The day-long festival kicked off with farmers, farm advocates and eaters joining Farm Aid board members Nelson, John Mellencamp, Neil Young and Dave Matthews in a conversation from the Farm Aid stage about the roots of the family farm movement and the future of family farm agriculture. The conversation, moderated by WBEZ radio's food and agriculture correspondent, Monica Eng, focused on the many actions people have taken in fields, kitchens and communities since 1985 and how those actions have added up to make a huge difference for family farmers and the food system.

The farmers, advocates, activists and eaters shared stories about how Farm Aid has inspired action and influenced policy changes that are making a difference for family farmers and good food. In 1985, family farmers faced bad policies and big business with few alternatives. With Farm Aid's leadership, the rise of farmers markets and CSAs, sustainable food companies, organics and local food has given family farmers more economic opportunities than ever before. More new and beginning farmers are breaking ground every day. People are placing their trust in family farmers to grow good food in ways that protect the climate and their health. But all acknowledged the work that must continue.

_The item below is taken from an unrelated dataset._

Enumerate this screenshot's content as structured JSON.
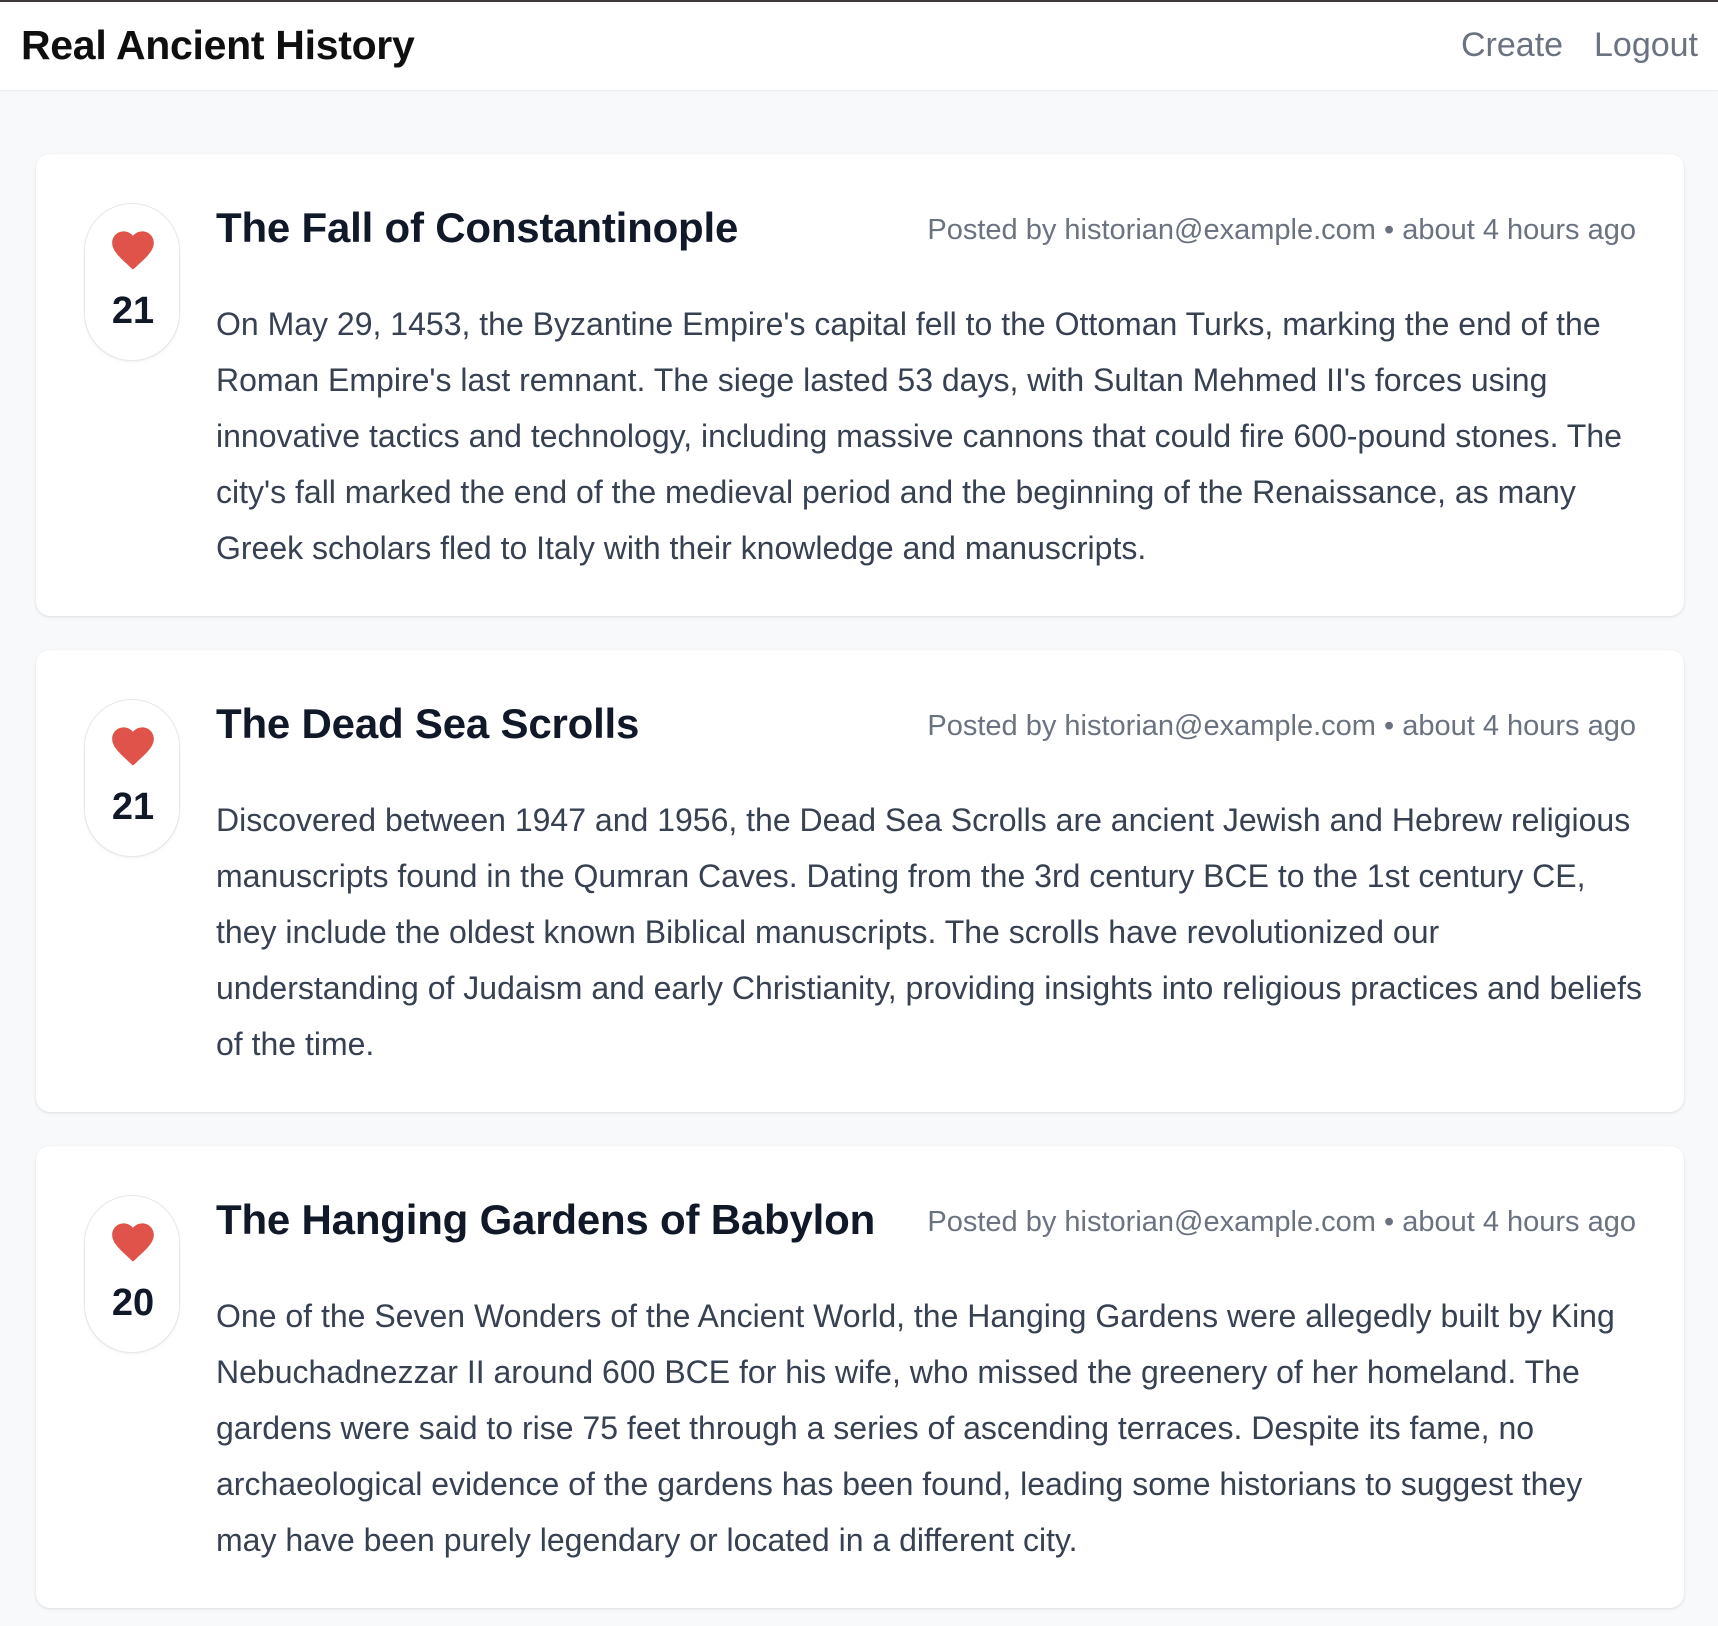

"Thanks to 30 years of action by farmers, activists and eaters, we've experienced big change, and we're poised for more," said Farm Aid Executive Director Carolyn Mugar. "But we're up against some of the same policies and corporate influences that gave rise to the need for Farm Aid in 1985. Now, more than ever, we are rallying to put power—and our food system—into the hands of the people."

To honor the hard work of farmers, eaters, activists and advocates to build the Good Food Movement, Farm Aid launched the #Road2FarmAid, a virtual campaign that inspired hundreds to share the actions they are taking to support family farmers and grow the Good Food Movement.